Non mi sembra che si tratti di valutazioni sufficienti per preferire il NO alla Riforma (e quindi il rinvio a nuove non semplici procedure per una eventuale migliore riforma):
BICAMERALISMO CONFUSO: mi pare manchi una considerazione su quanto l’attuale bi-cameralismo, oltre che “paritario” risulti opaco nelle sue modalità, di fatto,  nell’insabbiare o disseppellire i disegni di legge nel calendario di lavoro delle 2 Camere e nelle relative Commissioni: il giusto proposito di fare meno leggi e di scriverle meglio può anziché da questa, imperfetta ma ormai pronta all’uso?

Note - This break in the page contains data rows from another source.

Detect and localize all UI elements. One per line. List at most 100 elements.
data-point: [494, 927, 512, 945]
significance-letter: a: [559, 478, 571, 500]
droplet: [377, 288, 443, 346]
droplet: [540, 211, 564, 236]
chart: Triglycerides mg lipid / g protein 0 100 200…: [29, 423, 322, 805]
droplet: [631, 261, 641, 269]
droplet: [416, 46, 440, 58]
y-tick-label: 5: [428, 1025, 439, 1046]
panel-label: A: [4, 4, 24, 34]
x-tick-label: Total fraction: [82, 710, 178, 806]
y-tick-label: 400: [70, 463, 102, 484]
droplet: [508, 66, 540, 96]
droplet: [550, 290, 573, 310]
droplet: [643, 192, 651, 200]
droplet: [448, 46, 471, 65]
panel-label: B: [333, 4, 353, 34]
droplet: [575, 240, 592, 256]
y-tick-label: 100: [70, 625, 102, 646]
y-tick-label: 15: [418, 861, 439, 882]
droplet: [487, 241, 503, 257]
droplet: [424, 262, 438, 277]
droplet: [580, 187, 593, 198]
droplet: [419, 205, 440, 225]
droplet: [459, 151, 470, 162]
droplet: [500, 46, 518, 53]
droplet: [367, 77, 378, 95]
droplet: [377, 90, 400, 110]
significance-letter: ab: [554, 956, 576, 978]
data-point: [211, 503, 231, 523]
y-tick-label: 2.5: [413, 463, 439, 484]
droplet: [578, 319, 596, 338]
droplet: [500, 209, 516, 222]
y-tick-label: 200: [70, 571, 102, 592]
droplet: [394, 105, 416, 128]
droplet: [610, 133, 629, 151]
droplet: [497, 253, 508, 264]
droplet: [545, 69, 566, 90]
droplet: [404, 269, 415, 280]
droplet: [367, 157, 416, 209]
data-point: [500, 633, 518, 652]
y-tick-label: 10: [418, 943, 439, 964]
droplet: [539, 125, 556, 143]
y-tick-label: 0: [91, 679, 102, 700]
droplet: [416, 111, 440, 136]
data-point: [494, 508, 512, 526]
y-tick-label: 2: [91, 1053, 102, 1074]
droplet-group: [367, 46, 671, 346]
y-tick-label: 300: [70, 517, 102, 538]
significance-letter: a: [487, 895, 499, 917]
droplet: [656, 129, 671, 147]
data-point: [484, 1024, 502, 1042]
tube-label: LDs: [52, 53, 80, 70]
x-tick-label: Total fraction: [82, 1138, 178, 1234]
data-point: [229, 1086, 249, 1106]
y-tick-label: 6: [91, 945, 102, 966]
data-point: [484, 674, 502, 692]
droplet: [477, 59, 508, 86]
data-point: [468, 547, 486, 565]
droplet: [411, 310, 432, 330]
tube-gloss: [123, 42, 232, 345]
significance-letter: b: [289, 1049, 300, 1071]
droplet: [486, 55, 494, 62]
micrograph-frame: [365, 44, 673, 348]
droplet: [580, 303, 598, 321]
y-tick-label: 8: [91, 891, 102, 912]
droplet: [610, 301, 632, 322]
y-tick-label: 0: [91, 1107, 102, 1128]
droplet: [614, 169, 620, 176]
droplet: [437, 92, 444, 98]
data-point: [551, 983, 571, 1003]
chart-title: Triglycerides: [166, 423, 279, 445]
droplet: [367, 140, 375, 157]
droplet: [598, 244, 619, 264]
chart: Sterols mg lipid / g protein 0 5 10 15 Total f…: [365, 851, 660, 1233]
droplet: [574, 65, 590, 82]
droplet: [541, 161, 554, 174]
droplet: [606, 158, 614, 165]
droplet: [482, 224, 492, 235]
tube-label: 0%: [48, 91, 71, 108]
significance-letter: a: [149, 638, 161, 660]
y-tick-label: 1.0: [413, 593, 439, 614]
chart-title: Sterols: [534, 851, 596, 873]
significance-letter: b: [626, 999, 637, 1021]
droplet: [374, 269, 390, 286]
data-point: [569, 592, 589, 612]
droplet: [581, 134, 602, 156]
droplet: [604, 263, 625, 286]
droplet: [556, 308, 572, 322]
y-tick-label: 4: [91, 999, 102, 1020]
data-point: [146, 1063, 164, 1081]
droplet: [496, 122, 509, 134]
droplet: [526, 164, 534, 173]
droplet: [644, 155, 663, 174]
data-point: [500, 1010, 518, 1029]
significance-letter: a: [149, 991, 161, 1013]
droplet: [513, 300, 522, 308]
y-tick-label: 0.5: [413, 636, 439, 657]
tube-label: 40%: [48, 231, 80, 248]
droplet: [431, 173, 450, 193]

AUTOREVOLEZZA/RAPPRESENTATIVITA’/COMPETENZA DEL SENATO (ANCHE A FRONTE DI MATERIE INTERNAZIONALI) ED IMMUNITA’ PARLAMENTARE: la modalità di elezione dei futuri Senatori secondo la Riforma non è ancora definita nei dettagli, ma lo è nei principi, e contempla sostanzialmente 75 Consiglieri Regionali (+ 21 Sindaci) indicati dagli elettori nell’ambito delle elezioni dei rispettivi Consigli Regionali – francamente non capisco perché debbano risultare meno autorevoli, meno rappresentativi della Nazione. meno competenti (anche sui temi internazionali) e meno da proteggere con l’istituto dell’immunità, rispetto agli attuali 315 Senatori selezionati dai partiti e dai cittadini con altri meccanismi elettorali.
RI-CENTRALIZZAZIONE CONTRO LE AUTONOMIE LOCALI (REGIONI A STATUTO SPECIALE ESCLUSE): il concetto è enunciato in modo assai succinto, ma non si confronta con le problematiche emerse in 15 anni di applicazione della Riforma del Titolo V della Costituzione approvata nel 2001; non so se la nuova soluzione proposta è quella più valida (anche riguardo alle Regioni a statuto speciale, in parte però coinvolte in rapporti bilaterali con Paesi confinanti di comune madre-lingua) , ma non credo che per bocciarla sia sufficiente evocare i principi dell’art. 5, la cui formulazione infatti ha convissuto con un impianto assai centralistico del titolo V dal 1947 (e più concretamente dall’attuazione delle regioni nel 1970) al 2001.
ALTERAZIONE “COMPLESSIVA” DI EQUILIBRI-GARANZIE-BILANCIAMENTI A FAVORE DEL  ESTERNO DELL’”ITALICUM”: anche qui la proposizione è molto compressa e non supportata da valutazioni analitiche (i 10 parlamentari non erano costretti a limitare i giudizi di merito in 16 righe su 94); a mio avviso i bilanciamenti potevano essere scritti meglio, ma nel testo approvato non vedo (come d’altronde non li vedono Zagrebelski&C) uno stravolgimento in senso autoritario; mentre la nuova legge elettorale “Italicum” esula dal testo costituzionale (per scelta che risale alla stessa Assemblea Costituente del 1945-47), e sarà a breve giudicata nel merito dalla Corte Costituzionale, sia riguardo alla congruità dei premi di maggioranza che riguardo alle liste bloccate senza preferenze.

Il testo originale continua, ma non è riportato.